Client received a few Excel files of subscribers that needed to be sorted. They’re needing to pull the last name out and put it in its own column, so they can easily look up the subscribers. The issue with the Excel files is they want to sort the subscribers by last name in alphabetical order; however, the names are only listed under full name. To make it worse the last word in that cell might not be the last name, it could be ‘JR’ or even the town ‘Chicago’. Here’s a fake name example of a bad record:
“J T & Jane Q. Smith Jr. St. Louis”
The logic behind the program (high level):
The program opens the excel file and adds the 2 new columns ‘Last Name’ and ‘First Name’ these will be the 2 columns we’ll be filling in for sorting. In the above example we’ll be getting:
Last Name: Smith; First Name: J T & Jane Q.
They have a ‘Company Name’ column and to get that to be sorted I made a straight copy of that cell over to ‘Last Name’.
To check if the city is in the ‘Full Name’ column:
To find out if the city name is in ‘Full Name’, they have a city column I originally thought I can compare the 2 but found that some people had moved since the town was added to their name. An example of this would be if from the example above would say ‘St. Louis’ in ‘Full Name’ but under town it would be ‘Chicago’. To get around this I’m pulling all the towns into a set; a set only keeps the unique names. We’ll use this to run through the ‘Full Name’ to compare if that town is in the ‘Full Name’.
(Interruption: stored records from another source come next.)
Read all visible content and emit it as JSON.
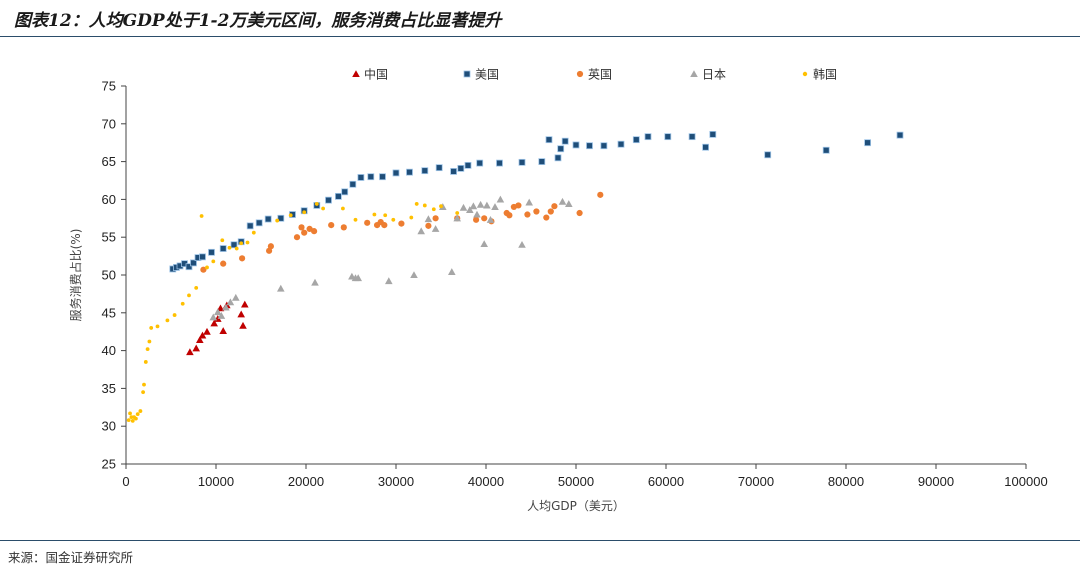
{
  "header": {
    "title": "图表12：人均GDP处于1-2万美元区间，服务消费占比显著提升"
  },
  "footer": {
    "source": "来源：国金证券研究所"
  },
  "chart_data": {
    "type": "scatter",
    "title": "图表12：人均GDP处于1-2万美元区间，服务消费占比显著提升",
    "xlabel": "人均GDP（美元）",
    "ylabel": "服务消费占比(%)",
    "xlim": [
      0,
      100000
    ],
    "ylim": [
      25,
      75
    ],
    "xticks": [
      "0",
      "10000",
      "20000",
      "30000",
      "40000",
      "50000",
      "60000",
      "70000",
      "80000",
      "90000",
      "100000"
    ],
    "yticks": [
      "25",
      "30",
      "35",
      "40",
      "45",
      "50",
      "55",
      "60",
      "65",
      "70",
      "75"
    ],
    "legend_position": "top",
    "series": [
      {
        "name": "中国",
        "color": "#c00000",
        "marker": "triangle",
        "x": [
          7100,
          7800,
          8200,
          8500,
          9000,
          9800,
          10200,
          10500,
          10800,
          11200,
          12800,
          13000,
          13200
        ],
        "y": [
          39.8,
          40.3,
          41.4,
          42.0,
          42.5,
          43.6,
          44.2,
          45.6,
          42.6,
          46.0,
          44.8,
          43.3,
          46.1
        ]
      },
      {
        "name": "美国",
        "color": "#1f4e79",
        "marker": "square",
        "x": [
          5200,
          5600,
          6000,
          6500,
          7000,
          7500,
          8000,
          8500,
          9500,
          10800,
          12000,
          12800,
          13800,
          14800,
          15800,
          17200,
          18500,
          19800,
          21200,
          22500,
          23600,
          24300,
          25200,
          26100,
          27200,
          28500,
          30000,
          31500,
          33200,
          34800,
          36400,
          37200,
          38000,
          39300,
          41500,
          44000,
          46200,
          47000,
          48000,
          48300,
          48800,
          50000,
          51500,
          53100,
          55000,
          56700,
          58000,
          60200,
          62900,
          64400,
          65200,
          71300,
          77800,
          82400,
          86000
        ],
        "y": [
          50.8,
          51.0,
          51.2,
          51.5,
          51.1,
          51.6,
          52.3,
          52.4,
          53.0,
          53.5,
          54.0,
          54.4,
          56.5,
          56.9,
          57.4,
          57.5,
          58.0,
          58.5,
          59.2,
          59.9,
          60.4,
          61.0,
          62.0,
          62.9,
          63.0,
          63.0,
          63.5,
          63.6,
          63.8,
          64.2,
          63.7,
          64.1,
          64.5,
          64.8,
          64.8,
          64.9,
          65.0,
          67.9,
          65.5,
          66.7,
          67.7,
          67.2,
          67.1,
          67.1,
          67.3,
          67.9,
          68.3,
          68.3,
          68.3,
          66.9,
          68.6,
          65.9,
          66.5,
          67.5,
          68.5
        ]
      },
      {
        "name": "英国",
        "color": "#ed7d31",
        "marker": "circle",
        "x": [
          8600,
          10800,
          12900,
          15900,
          16100,
          19000,
          19500,
          19800,
          20400,
          20900,
          22800,
          24200,
          26800,
          27900,
          28300,
          28700,
          30600,
          33600,
          34400,
          36800,
          38900,
          39800,
          40600,
          42300,
          42600,
          43100,
          43600,
          44600,
          45600,
          46700,
          47200,
          47600,
          50400,
          52700
        ],
        "y": [
          50.7,
          51.5,
          52.2,
          53.2,
          53.8,
          55.0,
          56.3,
          55.6,
          56.1,
          55.8,
          56.6,
          56.3,
          56.9,
          56.6,
          57.0,
          56.6,
          56.8,
          56.5,
          57.5,
          57.5,
          57.3,
          57.5,
          57.1,
          58.2,
          57.9,
          59.0,
          59.2,
          58.0,
          58.4,
          57.6,
          58.4,
          59.1,
          58.2,
          60.6
        ]
      },
      {
        "name": "日本",
        "color": "#a6a6a6",
        "marker": "triangle",
        "x": [
          9700,
          10200,
          10600,
          11100,
          11600,
          12200,
          17200,
          21000,
          25100,
          25500,
          25800,
          29200,
          32000,
          32800,
          33600,
          34400,
          35200,
          36200,
          36800,
          37500,
          38200,
          38600,
          39000,
          39400,
          39800,
          40100,
          40500,
          41000,
          41600,
          44000,
          44800,
          48500,
          49200
        ],
        "y": [
          44.4,
          45.1,
          44.6,
          45.7,
          46.4,
          47.0,
          48.2,
          49.0,
          49.8,
          49.6,
          49.6,
          49.2,
          50.0,
          55.8,
          57.4,
          56.1,
          59.0,
          50.4,
          57.5,
          58.9,
          58.6,
          59.1,
          58.0,
          59.3,
          54.1,
          59.2,
          57.3,
          59.0,
          60.0,
          54.0,
          59.6,
          59.7,
          59.4
        ]
      },
      {
        "name": "韩国",
        "color": "#ffc000",
        "marker": "dot",
        "x": [
          300,
          450,
          600,
          750,
          900,
          1100,
          1300,
          1600,
          1900,
          2000,
          2200,
          2400,
          2600,
          2800,
          3500,
          4600,
          5400,
          6300,
          7000,
          7800,
          8400,
          9000,
          9700,
          10700,
          11500,
          12300,
          12800,
          13500,
          14200,
          16800,
          18300,
          19800,
          21200,
          21900,
          24100,
          25500,
          27600,
          28800,
          29700,
          31700,
          32300,
          33200,
          34200,
          35000,
          36800
        ],
        "y": [
          30.8,
          31.7,
          31.2,
          30.7,
          31.2,
          31.0,
          31.6,
          32.0,
          34.5,
          35.5,
          38.5,
          40.2,
          41.2,
          43.0,
          43.2,
          44.0,
          44.7,
          46.2,
          47.3,
          48.3,
          57.8,
          51.0,
          51.8,
          54.6,
          53.6,
          53.5,
          54.2,
          54.3,
          55.6,
          57.2,
          57.9,
          58.3,
          59.4,
          58.8,
          58.8,
          57.3,
          58.0,
          57.9,
          57.3,
          57.6,
          59.4,
          59.2,
          58.7,
          59.1,
          58.2
        ]
      }
    ]
  }
}
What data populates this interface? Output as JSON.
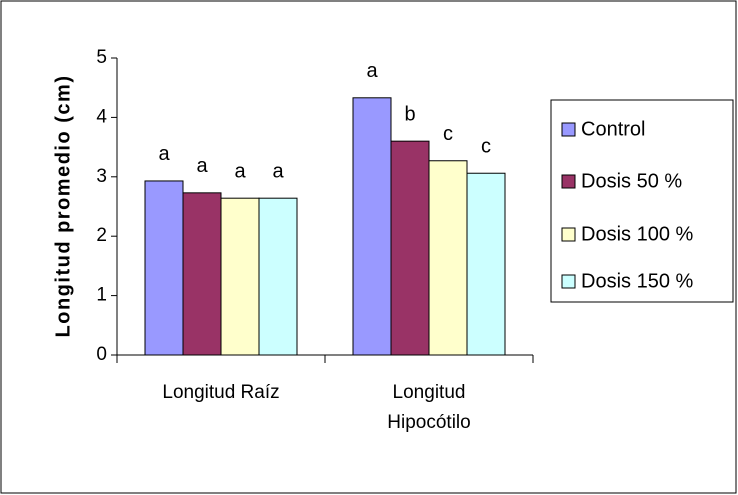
{
  "chart_data": {
    "type": "bar",
    "ylabel": "Longitud promedio (cm)",
    "categories": [
      "Longitud Raíz",
      "Longitud Hipocótilo"
    ],
    "ylim": [
      0,
      5
    ],
    "yticks": [
      0,
      1,
      2,
      3,
      4,
      5
    ],
    "legend": "right",
    "series": [
      {
        "name": "Control",
        "color": "#9999ff",
        "values": [
          2.93,
          4.33
        ],
        "letters": [
          "a",
          "a"
        ]
      },
      {
        "name": "Dosis 50 %",
        "color": "#993366",
        "values": [
          2.73,
          3.6
        ],
        "letters": [
          "a",
          "b"
        ]
      },
      {
        "name": "Dosis 100 %",
        "color": "#ffffcc",
        "values": [
          2.64,
          3.27
        ],
        "letters": [
          "a",
          "c"
        ]
      },
      {
        "name": "Dosis 150 %",
        "color": "#ccffff",
        "values": [
          2.64,
          3.06
        ],
        "letters": [
          "a",
          "c"
        ]
      }
    ]
  }
}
Another issue with the towns is some are 2 words like ‘St. Louis’. Since the town names were always the last. I pulled the last two words from each ‘Full Name’ and checked that against the town names if the town is found, then set it to have the last two words removed.
Also needed to do a search if there was a suffix to the name, like SR. or JR. this was a pre-made list then compared and removed if found, had to go back and add more as I found them such as a business in the wrong spot with a LTD at the end.
The main purpose for this is to get the client something that is better setup then what they had. This will save a lot of time from somebody having to do all of this manually. It will still take a person to look through the file to finalize it.
GitHub for heavily commented code = https://github.com/amacher/excelPullLastName/blob/main/PullLastName.py
*To help them quickly get through I created a column in Excel and used a RIGHT() code to pull the last name in cell information.